Cron, who has hit 43 combined home runs for the Aces the past two seasons, showcased his professionalism through his understanding of his role to help the Diamondbacks win games.
“Any time you get called up you want to find a way to contribute with the team any way you can, whether it be off the bench or starting role or how ever it may be,” Cron said, adding:
“Making the guys around you better and doing whatever you can to help produce a single win on any given night. That’s all of our goals every night is to find a way to help the team get a win. My skill set, I’m supposed to help produce runs, any way possible.”
Originally drafted in the third round by the Seattle Mariners out of Mountain Pointe in 2011, Cron decided to go to Texas Christian University instead. At TCU, he hit for a .271 average and drove in 95 runs for the Horned Frogs.

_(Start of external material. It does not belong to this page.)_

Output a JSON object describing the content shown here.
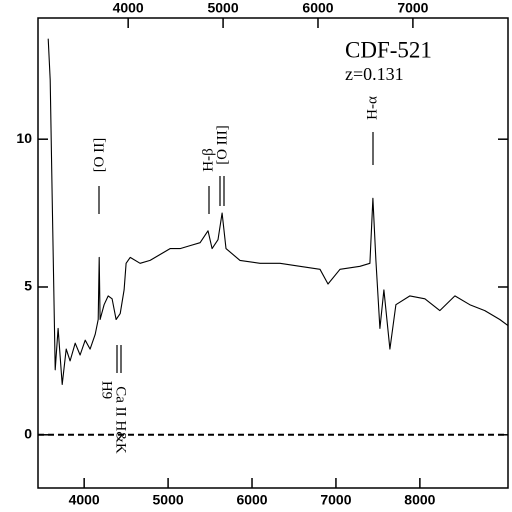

Arizona then selected him in the 14th round of the 2014 MLB draft after his junior season. He signed with the Diamondbacks on June 23, 2014.
He spent six seasons at various levels in the Diamondbacks organization before his debut. Arizona optioned Cron back down to Reno on May 31 before it recalled him the next day.
The 26-year-old rookie spoke with years of clubhouse wisdom and clearly wasn’t rattled by being sent down.
“I just always grew up being around the yard,” he said. “Anytime you’re around baseball at a young age you’re going to learn things about handling yourself, about being around a locker room, being a professional and not only that but the intrigues of the game that are the intangibles that are overlooked sometimes.”
Baseball, coined as the Cron’s family business by Kevin, wasn’t just all work and no fun. Chris Cron told his two sons long before their MLB careers that until they surpass his two career hits, he’ll still be the best in the family. C.J. had a three-hit game in his major league debut back in 2014, and Kevin passed him in just his sixth game in the big leagues.
Kevin passed his dad in hits. Depending on how their careers go, he may pass his brother. No matter the outcome, Kevin is happy to have baseball and his family combined into one.